To explore this, we'll examine the first few sentences of a CNN article published a few hours ago. Using a brand-new article as the text case will ensure that there is insufficient time for the text to diffuse across the web by inspiring other authors writing on similar topics, meaning that overlapping phrases represent actual similarity to text from across the web.

The final paragraph examined is:

Another controversial change is coming to Twitter. Soon, only verified users will be able to access TweetDeck, the dashboard that allows users to organize and easily monitor the accounts they follow, the platform tweeted Monday. Many businesses and media organizations use the feature to manage and track different feeds. The change will go into effect in a month. It's the latest change by billionaire owner Elon Musk, who took over the company last year and has since sought to add revenue streams to the social media giant – even as some users have protested the changes. In April Musk began offering a blue check mark for users who sign up for its Twitter Blue subscription service.

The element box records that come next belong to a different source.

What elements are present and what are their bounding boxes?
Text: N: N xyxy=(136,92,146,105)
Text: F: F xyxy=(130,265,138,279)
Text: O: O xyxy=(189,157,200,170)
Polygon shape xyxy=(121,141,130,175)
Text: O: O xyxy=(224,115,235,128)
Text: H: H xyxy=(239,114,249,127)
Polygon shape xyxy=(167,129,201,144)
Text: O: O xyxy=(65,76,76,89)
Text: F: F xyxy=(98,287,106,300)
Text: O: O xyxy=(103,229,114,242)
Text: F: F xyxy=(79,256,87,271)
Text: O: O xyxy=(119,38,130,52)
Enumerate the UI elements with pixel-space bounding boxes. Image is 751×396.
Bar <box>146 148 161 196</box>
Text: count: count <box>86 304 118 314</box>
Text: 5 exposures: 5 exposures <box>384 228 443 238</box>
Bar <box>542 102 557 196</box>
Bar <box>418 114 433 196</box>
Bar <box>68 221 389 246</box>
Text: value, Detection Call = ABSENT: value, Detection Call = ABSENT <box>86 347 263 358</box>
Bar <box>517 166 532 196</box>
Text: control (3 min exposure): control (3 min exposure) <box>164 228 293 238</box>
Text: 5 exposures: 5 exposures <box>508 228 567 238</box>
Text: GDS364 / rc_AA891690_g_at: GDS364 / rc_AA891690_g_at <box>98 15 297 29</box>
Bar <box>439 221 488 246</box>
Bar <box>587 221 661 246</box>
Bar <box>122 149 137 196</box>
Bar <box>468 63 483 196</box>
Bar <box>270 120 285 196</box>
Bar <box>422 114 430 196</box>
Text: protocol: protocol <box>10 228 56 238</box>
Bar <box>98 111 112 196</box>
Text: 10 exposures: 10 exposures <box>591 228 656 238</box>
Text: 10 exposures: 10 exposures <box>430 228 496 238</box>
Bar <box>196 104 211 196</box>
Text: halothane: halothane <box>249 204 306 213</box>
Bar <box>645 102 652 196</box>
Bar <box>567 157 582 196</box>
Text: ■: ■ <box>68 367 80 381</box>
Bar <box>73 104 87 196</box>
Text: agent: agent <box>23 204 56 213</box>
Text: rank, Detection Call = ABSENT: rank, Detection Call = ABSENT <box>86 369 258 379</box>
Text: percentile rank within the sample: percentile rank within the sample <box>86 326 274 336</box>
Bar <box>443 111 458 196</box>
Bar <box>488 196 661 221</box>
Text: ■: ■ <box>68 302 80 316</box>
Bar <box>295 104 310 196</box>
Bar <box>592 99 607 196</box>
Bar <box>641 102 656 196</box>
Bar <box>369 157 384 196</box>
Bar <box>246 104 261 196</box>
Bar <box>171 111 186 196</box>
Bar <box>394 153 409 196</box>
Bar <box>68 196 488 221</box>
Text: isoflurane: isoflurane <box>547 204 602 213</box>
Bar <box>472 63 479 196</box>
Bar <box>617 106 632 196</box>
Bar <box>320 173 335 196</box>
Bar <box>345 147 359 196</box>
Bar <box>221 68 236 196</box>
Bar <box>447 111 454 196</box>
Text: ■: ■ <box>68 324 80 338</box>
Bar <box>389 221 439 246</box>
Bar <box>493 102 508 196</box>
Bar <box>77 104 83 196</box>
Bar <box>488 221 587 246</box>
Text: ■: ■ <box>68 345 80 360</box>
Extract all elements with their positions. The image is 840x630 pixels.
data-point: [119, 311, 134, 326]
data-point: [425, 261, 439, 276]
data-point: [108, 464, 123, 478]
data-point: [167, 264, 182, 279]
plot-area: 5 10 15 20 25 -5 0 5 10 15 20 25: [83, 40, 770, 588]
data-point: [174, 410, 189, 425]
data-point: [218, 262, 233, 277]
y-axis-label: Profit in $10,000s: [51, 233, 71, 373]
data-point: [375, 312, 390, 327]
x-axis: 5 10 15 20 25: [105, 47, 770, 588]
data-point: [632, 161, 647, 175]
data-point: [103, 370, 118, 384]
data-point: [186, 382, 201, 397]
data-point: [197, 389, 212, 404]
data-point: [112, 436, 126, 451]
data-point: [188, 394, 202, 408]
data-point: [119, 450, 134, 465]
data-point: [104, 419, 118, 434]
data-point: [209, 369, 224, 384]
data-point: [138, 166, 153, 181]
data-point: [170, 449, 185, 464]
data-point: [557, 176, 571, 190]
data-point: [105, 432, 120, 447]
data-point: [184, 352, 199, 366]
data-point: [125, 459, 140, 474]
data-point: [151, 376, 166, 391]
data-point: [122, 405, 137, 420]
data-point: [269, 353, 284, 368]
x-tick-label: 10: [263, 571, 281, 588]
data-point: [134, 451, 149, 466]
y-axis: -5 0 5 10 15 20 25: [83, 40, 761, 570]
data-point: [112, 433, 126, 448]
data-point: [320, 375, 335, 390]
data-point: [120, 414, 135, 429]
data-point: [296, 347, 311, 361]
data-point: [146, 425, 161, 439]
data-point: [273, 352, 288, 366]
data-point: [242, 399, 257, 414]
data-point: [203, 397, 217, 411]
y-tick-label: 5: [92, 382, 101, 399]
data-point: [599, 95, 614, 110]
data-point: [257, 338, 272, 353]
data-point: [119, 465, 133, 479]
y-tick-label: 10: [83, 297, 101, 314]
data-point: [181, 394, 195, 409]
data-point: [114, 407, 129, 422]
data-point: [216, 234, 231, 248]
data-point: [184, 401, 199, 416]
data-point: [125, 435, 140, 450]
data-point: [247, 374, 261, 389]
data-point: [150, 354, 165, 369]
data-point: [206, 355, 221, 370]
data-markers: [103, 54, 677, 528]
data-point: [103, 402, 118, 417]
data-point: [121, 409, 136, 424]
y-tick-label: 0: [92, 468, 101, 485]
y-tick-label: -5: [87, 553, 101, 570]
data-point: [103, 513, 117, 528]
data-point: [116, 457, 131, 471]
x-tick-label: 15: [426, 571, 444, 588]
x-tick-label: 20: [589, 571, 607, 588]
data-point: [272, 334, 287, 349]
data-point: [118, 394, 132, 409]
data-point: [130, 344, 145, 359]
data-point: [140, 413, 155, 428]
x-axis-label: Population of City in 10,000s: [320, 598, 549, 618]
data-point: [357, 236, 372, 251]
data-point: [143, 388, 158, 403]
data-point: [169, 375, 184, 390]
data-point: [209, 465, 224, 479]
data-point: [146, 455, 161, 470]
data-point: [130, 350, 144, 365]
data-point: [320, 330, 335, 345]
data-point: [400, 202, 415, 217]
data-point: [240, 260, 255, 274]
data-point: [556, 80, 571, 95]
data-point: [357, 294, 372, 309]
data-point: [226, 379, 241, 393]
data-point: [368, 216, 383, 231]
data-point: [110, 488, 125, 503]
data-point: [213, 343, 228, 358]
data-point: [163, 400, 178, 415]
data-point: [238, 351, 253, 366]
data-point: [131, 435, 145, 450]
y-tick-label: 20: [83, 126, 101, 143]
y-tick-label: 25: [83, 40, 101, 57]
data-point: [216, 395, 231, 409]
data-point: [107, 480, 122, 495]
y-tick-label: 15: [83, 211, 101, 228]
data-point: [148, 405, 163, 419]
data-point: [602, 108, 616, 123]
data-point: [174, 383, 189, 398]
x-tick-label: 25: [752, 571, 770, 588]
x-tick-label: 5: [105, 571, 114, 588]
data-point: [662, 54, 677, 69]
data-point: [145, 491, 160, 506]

The same LCS process was used to break the text successively into chunks. In this case an additional filtering process was used to exclude matches that appeared in excerpts of the article across the web (since news articles are typically excerpted and republished across the web). The final list of phrases that overlap with preexisting content across the web is:

  • Another controversial change is coming to
  • Twitter
  • Soon, only verified users will be able to
  • access TweetDeck
  • the dashboard that allows users to
  • organize and
  • easily monitor the accounts
  • they follow, the
  • platform tweeted Monday
  • Many businesses and media organizations
  • use the feature to manage
  • and track different feeds
  • The change will go into effect in a
  • month
  • It's the latest change by
  • billionaire owner Elon Musk
  • who took over the company last year and
  • has since sought to add
  • revenue streams to the social
  • media giant
  • even as some users have
  • protested the changes
  • In April Musk began
  • offering a blue check mark for
  • users who sign up for its
  • Twitter Blue subscription service

Immediately clear is just how different the two overlap lists are. ChatGPT's overlapping phrases list mixes short phrases with sentence-length passages. Importantly, ChatGPT's overlaps include both cliches and more creative turns of phrase. In contrast, CNN's overlapping phrases are exclusively short clauses of a few words and largely represent generic formulaic connectives like "organize and" or "media giant" or "protested the changes" that convey almost no meaning by themselves.

The differences between human and machine-generated text overlap support the image of LLMs as more "arrangers" than "creators" of text.